I recently spent almost ten times as much to replace it and one pair of hand-me-down speakers. So far, I have been delighted with the Bluesound equipment, which has been perfectly reliable. I purchased it from Q Audio in Cambridge, a one-man operation where the owner, Dariusz, is very knowledgeable technically, and also very good at listening to his customers. That's a combination that's rare and very valuable.
For the second year in a row, we had a hard cold snap fairly early in December, freezing the ground. Chores that I had planned to do at that time were postponed. Now, in mid-winter, we have had a relatively warm spell and the ground has thawed. I've noted warm mid-winter days before, but this is beyond a day or two. It's a warm spell… warm enough for long enough that not only the ground is unfrozen, but a lot of different kinds of green things are starting to sprout. That is not a good sign.
But for the moment, make hay while the sun shines, as the saying goes. Or, to take the view of another common saying, it's an ill wind that blows no one good (at least in the short term).

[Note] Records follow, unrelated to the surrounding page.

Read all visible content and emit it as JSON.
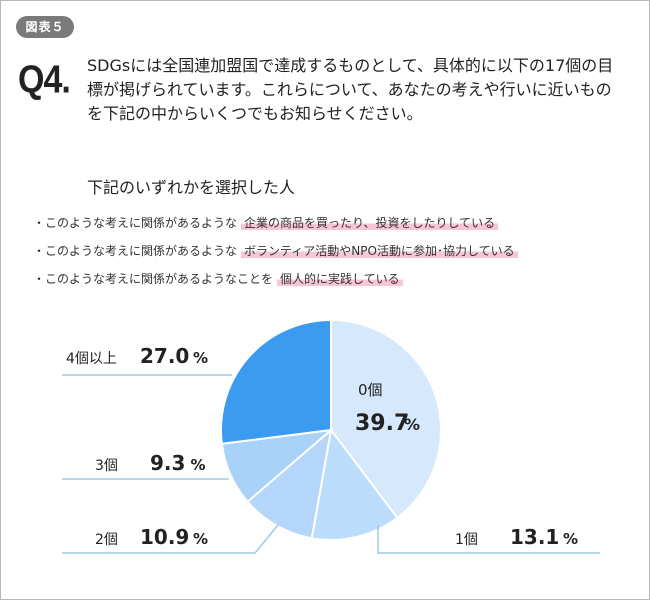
{
  "figure_tag": "図表５",
  "question": {
    "number": "Q4.",
    "text": "SDGsには全国連加盟国で達成するものとして、具体的に以下の17個の目標が掲げられています。これらについて、あなたの考えや行いに近いものを下記の中からいくつでもお知らせください。",
    "subtitle": "下記のいずれかを選択した人"
  },
  "criteria": [
    {
      "prefix": "・このような考えに関係があるような",
      "highlight": "企業の商品を買ったり、投資をしたりしている"
    },
    {
      "prefix": "・このような考えに関係があるような",
      "highlight": "ボランティア活動やNPO活動に参加･協力している"
    },
    {
      "prefix": "・このような考えに関係があるようなことを",
      "highlight": "個人的に実践している"
    }
  ],
  "chart_data": {
    "type": "pie",
    "title": "",
    "unit": "%",
    "start_angle_deg": 0,
    "direction": "clockwise",
    "slices": [
      {
        "label": "0個",
        "value": 39.7,
        "display": "39.7",
        "color": "#d6e8fb"
      },
      {
        "label": "1個",
        "value": 13.1,
        "display": "13.1",
        "color": "#bcdcfb"
      },
      {
        "label": "2個",
        "value": 10.9,
        "display": "10.9",
        "color": "#b3d6fa"
      },
      {
        "label": "3個",
        "value": 9.3,
        "display": "9.3",
        "color": "#a8d2f8"
      },
      {
        "label": "4個以上",
        "value": 27.0,
        "display": "27.0",
        "color": "#3a9bf0"
      }
    ],
    "leader_color": "#9ccbe9",
    "label_position": [
      "inside",
      "bottom-right",
      "bottom-left",
      "left",
      "left"
    ]
  }
}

In the process of reorganizing picture files, I came across this one of my mother in November 2013, shortly after one of the seizures she had during that period.
It was an intense time. Often it was happy, sometimes very painful. Looking at some of the pictures nearly brings tears to my eyes again, even several years afterwards.

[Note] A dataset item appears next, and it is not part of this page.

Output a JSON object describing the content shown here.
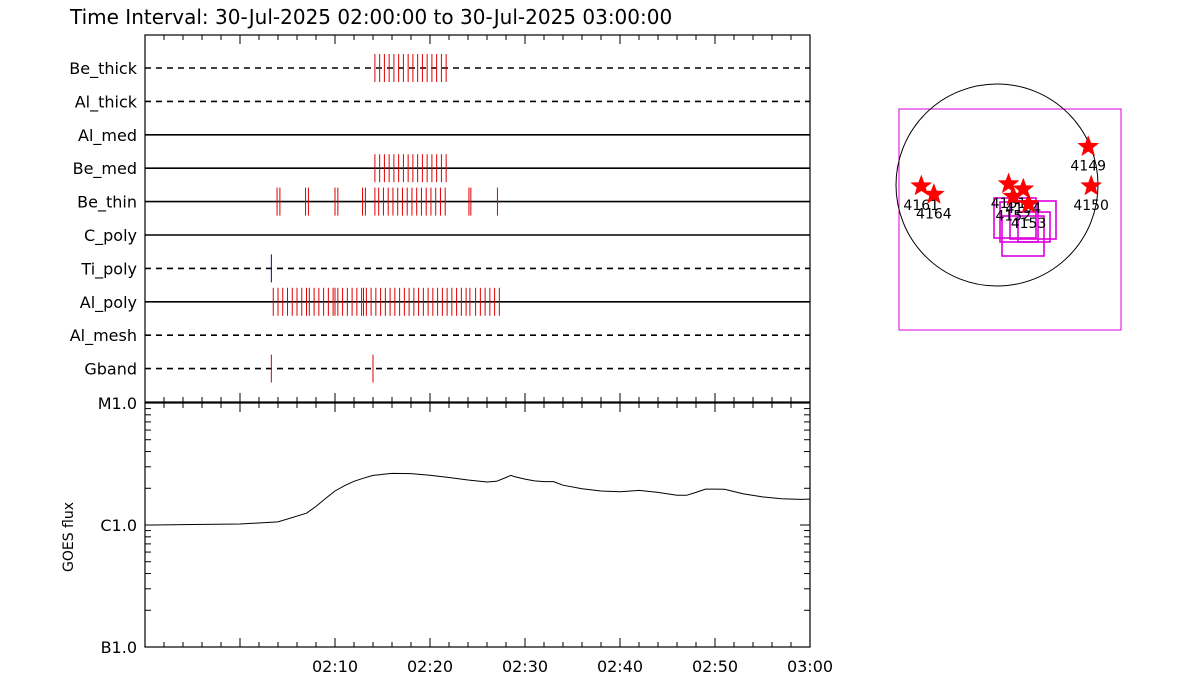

Without any “thou shalt” moral precept, I naturally ask myself on going to bed, have you done what you were going to today, and how did it work out? – and, on waking, what are you going to do today, given your thoughts on yesterday? There is no intrinsic merit in following plans, and overdone it turns into simple compulsiveness, not an admirable trait or pattern. Something unexpected may have come up during the day, or we may come up with a better notion of what to do than we had yesterday. This should happen at least once in a while, if we’re alive and awake and aware! And yet, most often my life is not so exciting, or full of new inspiration, that it's particularly different from what I could have reasonably foreseen. (Is yours?)

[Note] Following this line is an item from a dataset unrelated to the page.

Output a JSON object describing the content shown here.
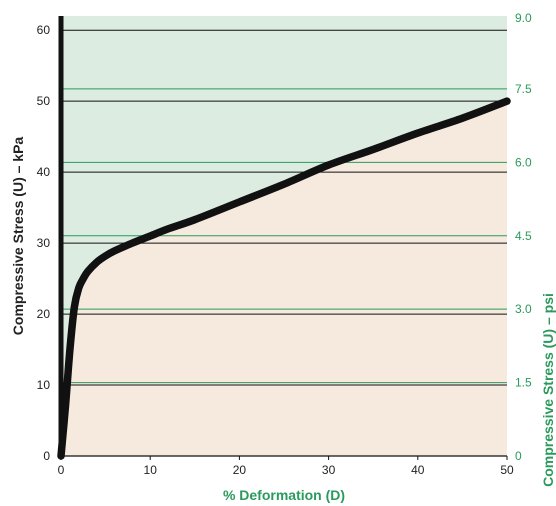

I've found that very often, when it turns out that I didn‘t do something I'd planned, the reason was that I didn’t quite know how to do it. And not doing things that one doesn’t know how to do may not be such a bad thing. For me, the sense of not knowing how to do something is usually pretty tied to fear of failure. If my ignorance or inability, or worse my fears, are keeping me from getting somewhere I want to go, it’s time to think about options and approaches. Remarkably often, the obstacle can be divided into a set of sub-obstacles, all of which can be addressed with remarkable ease. A handful of key deficits can be overcome with much patience and perseverence, such as learning to make big leaps at the piano keyboard. Less often, there’s a big stone (literal or figurative) that I simply can’t move. These last events can get frustrating, unless I can identify some alternate approach – such as hiring someone who has a big machine. Simply giving up goes against the grain, and leaves me in a pet for a while.
I've been thinking harder for the last few months about matching my plans to my ability to accomplish them, and I'll probably keep thinking about that for a while longer. (For a whole year? I doubt it. Some more deserving focus will probably come along.) I do believe it's important to do things that are very difficult. Sometimes that means working daily and conscientiously, as it does with the piano. Sometimes it means finding a part of ourselves that we hadn't recognized before, which is very rewarding. It shouldn't be very often that we fail completely at something we've set our heart on. That's discouraging, and a sign that our imagination – which is a good thing – is out of touch with reality – which isn't a good thing.